The bill supported by the office Gov. John Hickenlooper passed 35-0 but it was unclear when he would sign it.

There are no state estimates on how many collective recreational marijuana growing operations exist in Colorado, though they are popular among users who share the cost of electricity, water and fertilizer to grow their pot.

Colorado legalized recreational marijuana in 2012, but it has a nagging black-market problem. Law enforcement and state lawmakers attribute the black-market problem in part to weak restrictions on who can grow pot.

The Colorado state constitution authorizes people over 21 to grow their own pot, or to assist someone else in growing pot.
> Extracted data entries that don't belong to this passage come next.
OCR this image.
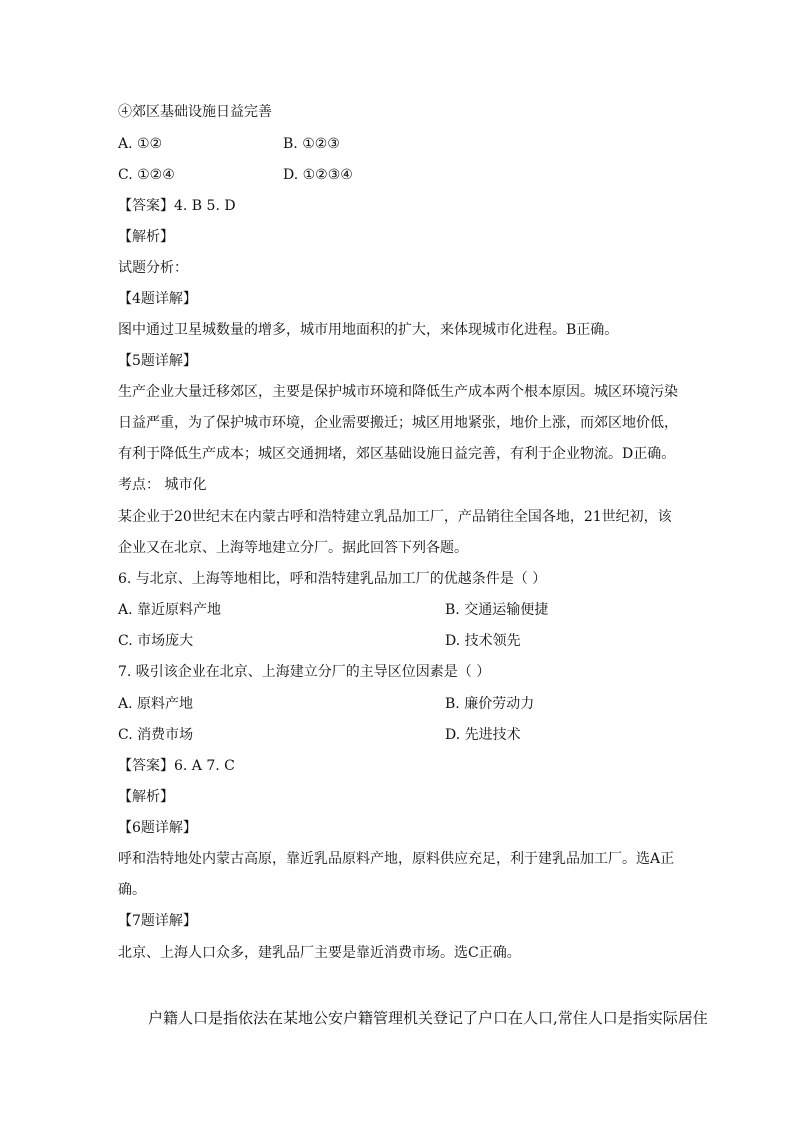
④郊区基础设施日益完善
A. ①②	B. ①②③
C. ①②④	D. ①②③④
【答案】4. B 5. D
【解析】
试题分析：
【4题详解】
图中通过卫星城数量的增多，城市用地面积的扩大，来体现城市化进程。B正确。
【5题详解】
生产企业大量迁移郊区，主要是保护城市环境和降低生产成本两个根本原因。城区环境污染
日益严重，为了保护城市环境，企业需要搬迁；城区用地紧张，地价上涨，而郊区地价低，
有利于降低生产成本；城区交通拥堵，郊区基础设施日益完善，有利于企业物流。D正确。
考点： 城市化
某企业于20世纪末在内蒙古呼和浩特建立乳品加工厂，产品销往全国各地，21世纪初，该
企业又在北京、上海等地建立分厂。据此回答下列各题。
6. 与北京、上海等地相比，呼和浩特建乳品加工厂的优越条件是（ ）
A. 靠近原料产地	B. 交通运输便捷
C. 市场庞大	D. 技术领先
7. 吸引该企业在北京、上海建立分厂的主导区位因素是（ ）
A. 原料产地	B. 廉价劳动力
C. 消费市场	D. 先进技术
【答案】6. A 7. C
【解析】
【6题详解】
呼和浩特地处内蒙古高原，靠近乳品原料产地，原料供应充足，利于建乳品加工厂。选A正
确。
【7题详解】
北京、上海人口众多，建乳品厂主要是靠近消费市场。选C正确。
户籍人口是指依法在某地公安户籍管理机关登记了户口在人口,常住人口是指实际居住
That language allows groups to designate a single "farmer" to care for their marijuana plants, allowing them to avoid pot taxes that approach 30 percent, depending on the jurisdiction.
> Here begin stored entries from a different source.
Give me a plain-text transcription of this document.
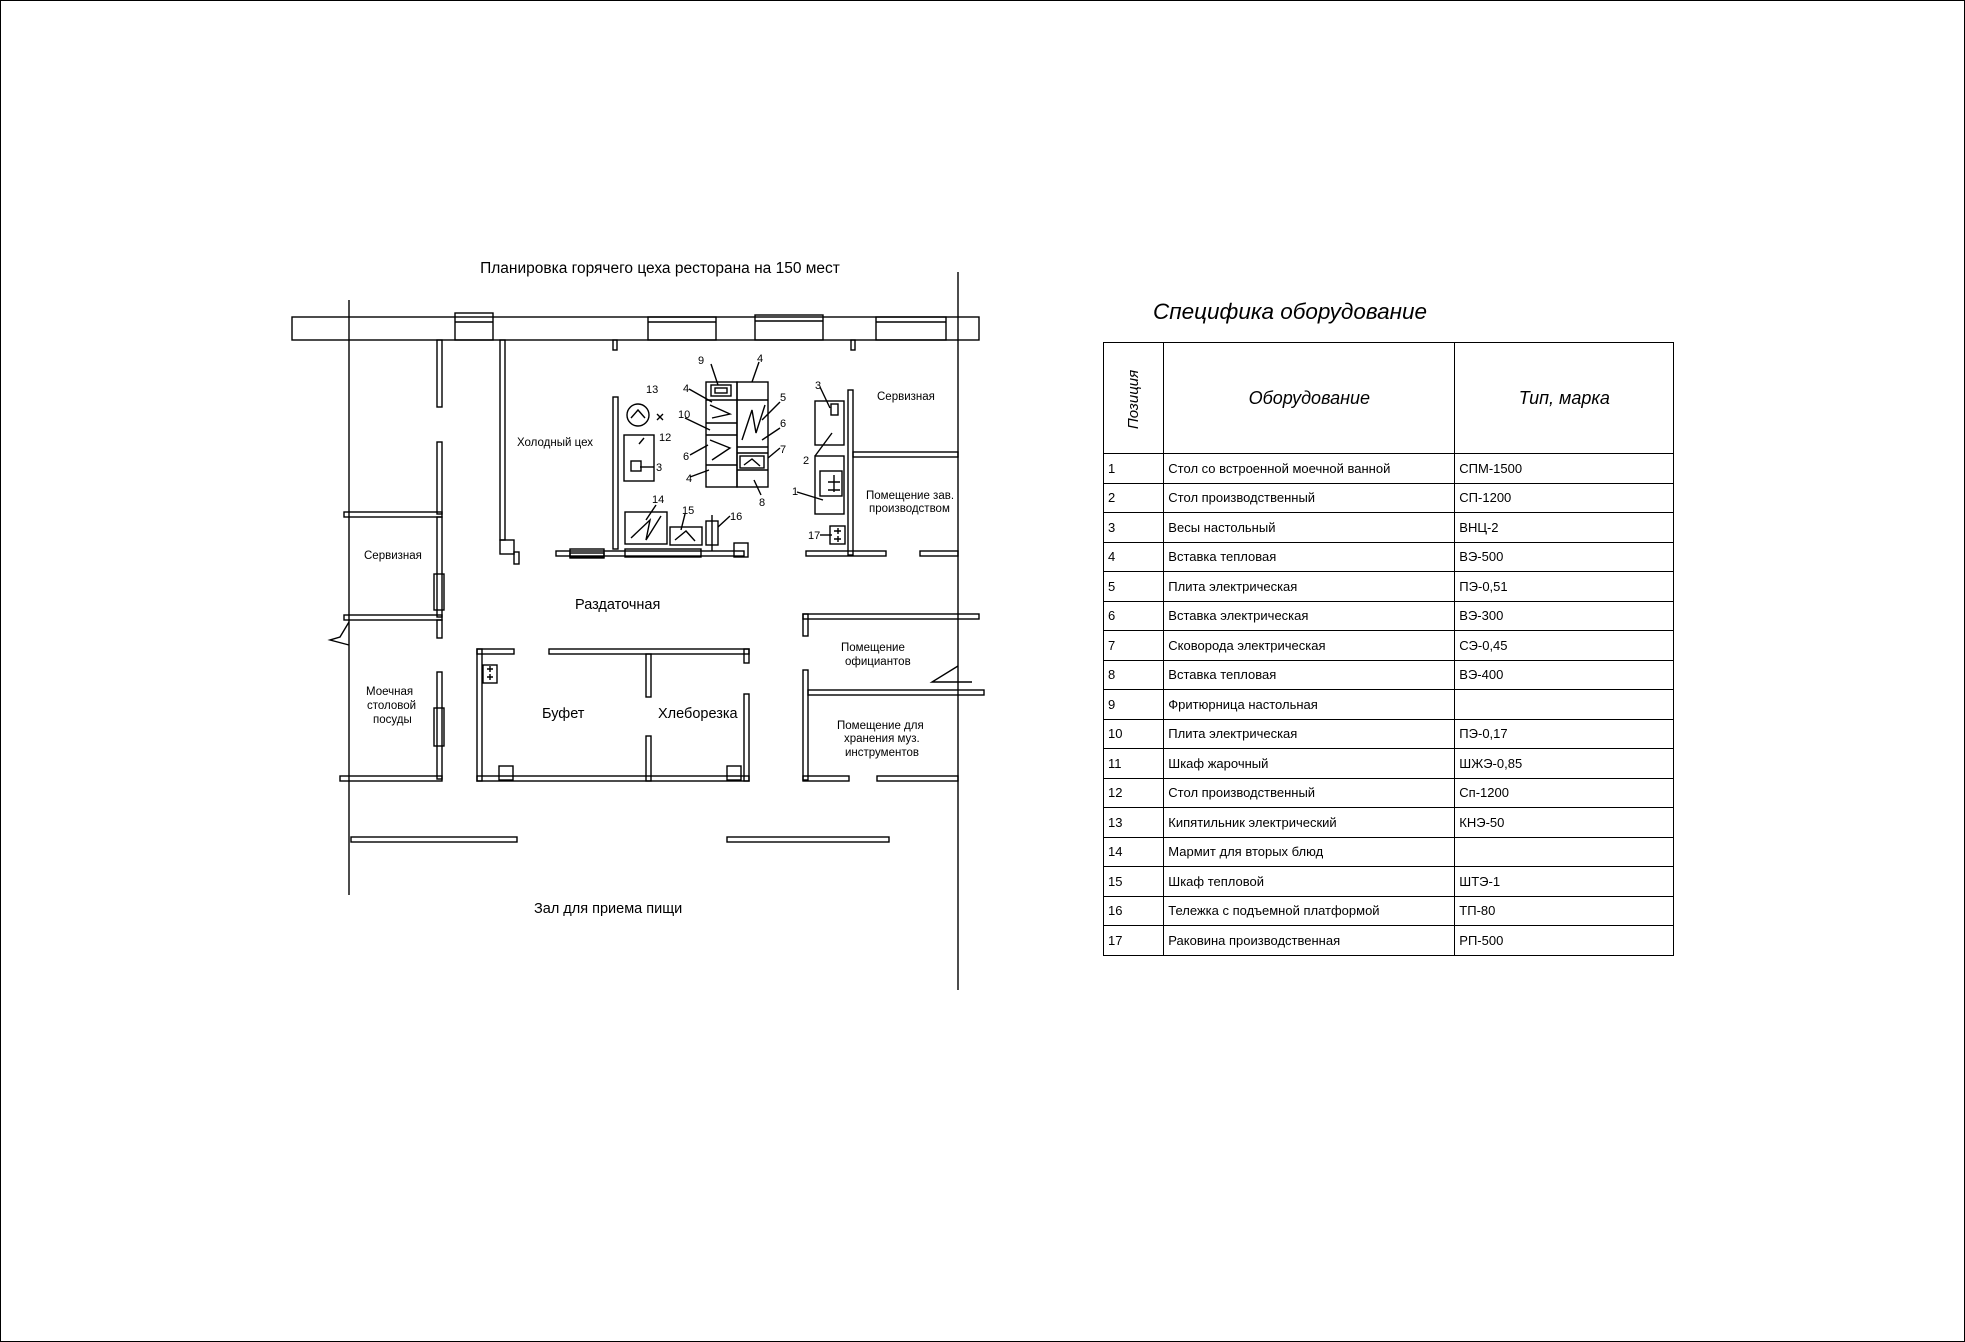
Планировка горячего цеха ресторана на 150 мест
9	4
4
13
5
10
6
12
7
6
3
4
8
3
2
1
14
15	16
17
Сервизная
Холодный цех
Помещение зав.
производством
Сервизная
Помещение
официантов
Моечная
столовой
посуды	Помещение для
хранения муз.
инструментов
Раздаточная
Буфет	Хлеборезка
Зал для приема пищи
Специфика оборудование
Позиция	Оборудование	Тип, марка
1	Стол со встроенной моечной ванной	СПМ-1500
2	Стол производственный	СП-1200
3	Весы настольный	ВНЦ-2
4	Вставка тепловая	ВЭ-500
5	Плита электрическая	ПЭ-0,51
6	Вставка электрическая	ВЭ-300
7	Сковорода электрическая	СЭ-0,45
8	Вставка тепловая	ВЭ-400
9	Фритюрница настольная	
10	Плита электрическая	ПЭ-0,17
11	Шкаф жарочный	ШЖЭ-0,85
12	Стол производственный	Сп-1200
13	Кипятильник электрический	КНЭ-50
14	Мармит для вторых блюд	
15	Шкаф тепловой	ШТЭ-1
16	Тележка с подъемной платформой	ТП-80
17	Раковина производственная	РП-500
But police groups and Hickenlooper, a Democrat, have called on lawmakers to curb the practice of assisting other recreational pot users.

The bill had already passed the House.

The governor plans to sign another bill this week in the state's pot crackdown. It limits the number of marijuana plants that can be grown in a home to 12 plants, which would force medical marijuana users authorized to grow more than 12 plants to grow it in agricultural or commercial locations or to buy it from dispensaries that tax marijuana.

Hickenlooper plans to sign that bill this week, his office said.

The bill passed Monday also provides $6 million a year in marijuana tax revenues to give law enforcement agencies more money to investigate illegal pot growing operations.